Tout en militant pour de tels changements, nous devons tout autant rester vigilants quant aux interrelations entre les politiques et leurs répercussions. Jay Pitter, urbaniste et aménagiste, nous exhorte à ne pas oublier les personnes vivant dans des « densités oubliées », par exemple les refuges pour itinérants, les résidences de personnes âgées ou les établissements d’hébergement publics, car ce sont ces personnes qui connaissent le plus de difficultés pendant la pandémie en raison d’infrastructures inadéquates et non sécuritaires, qui les mettent en trop grande proximité avec les autres. Puisque l’on insiste toujours plus sur la distanciation physique et que la densité est considérée comme étant un risque accru de contamination, il importe de tenir compte de ces nombreux·euses Canadien·ne·s qui, dans bien des cas, ne peuvent même pas évoluer de façon sécuritaire dans leur milieu de vie ou leur communauté locale.

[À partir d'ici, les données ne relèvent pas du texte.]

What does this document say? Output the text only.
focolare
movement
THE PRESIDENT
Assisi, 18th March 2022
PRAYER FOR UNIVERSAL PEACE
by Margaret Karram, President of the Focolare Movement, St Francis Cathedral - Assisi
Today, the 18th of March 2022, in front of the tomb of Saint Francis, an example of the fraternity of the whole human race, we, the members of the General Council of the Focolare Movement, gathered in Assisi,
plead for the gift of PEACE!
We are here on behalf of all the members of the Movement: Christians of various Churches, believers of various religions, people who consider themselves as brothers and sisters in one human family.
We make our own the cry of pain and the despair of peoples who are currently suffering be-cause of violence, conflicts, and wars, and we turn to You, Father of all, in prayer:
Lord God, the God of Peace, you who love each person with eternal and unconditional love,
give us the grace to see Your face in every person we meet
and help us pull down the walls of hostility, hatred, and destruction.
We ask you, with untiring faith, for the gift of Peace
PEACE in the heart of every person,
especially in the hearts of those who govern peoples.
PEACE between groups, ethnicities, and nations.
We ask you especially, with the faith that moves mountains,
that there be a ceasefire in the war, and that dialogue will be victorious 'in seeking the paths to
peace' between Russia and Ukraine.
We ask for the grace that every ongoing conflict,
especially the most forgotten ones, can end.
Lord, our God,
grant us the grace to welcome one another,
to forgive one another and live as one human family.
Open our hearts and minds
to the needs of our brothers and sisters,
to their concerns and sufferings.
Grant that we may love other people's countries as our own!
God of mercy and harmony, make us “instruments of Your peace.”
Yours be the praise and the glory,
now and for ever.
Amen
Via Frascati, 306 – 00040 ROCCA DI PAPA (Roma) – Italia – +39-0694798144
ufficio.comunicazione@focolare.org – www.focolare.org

« Plutôt que de craindre les biais anti-densité », écrit Mme Pitter dans un article du magazine Azure, « nous devons appliquer ce que nous savons pour bâtir un bon cadre de densité urbaine. Ce cadre de travail devrait se fonder sur des données probantes et se superposer aux facteurs sociaux influant sur la santé, notamment la sécurité alimentaire, l’origine ethnique, le sexe et la pauvreté, tout en étant fermement ancré dans une vision d’aménagement d’espaces équitables ». Qui plus est, pour apporter ces changements, les décideurs devront consulter sérieusement non seulement les experts, mais aussi les membres de la communauté, ajoute Mme Pitter. « Entreprendre des travaux de cette envergure n’est pas possible en temps de pandémie. Cependant, nous pouvons assurément progresser en ce sens, plutôt que de minimiser les souffrances de celles et ceux dont la santé est menacée en raison de la densité », indique-t-elle dans son article.

Malgré les limitations auxquelles nous faisons face actuellement, toutes les raisons sont bonnes de demeurer optimistes. Des changements qui semblaient impossibles avant la pandémie sont actuellement en train de se produire; en appliquant nos connaissances et en prêtant une oreille véritablement attentive aux besoins des personnes les plus marginalisées, nous pourrions profiter de la dynamique créée jusqu’à maintenant pour transformer nos villes, nos espaces verts et nos milieux de travail pour qu’ils deviennent plus inclusifs pour toutes et tous.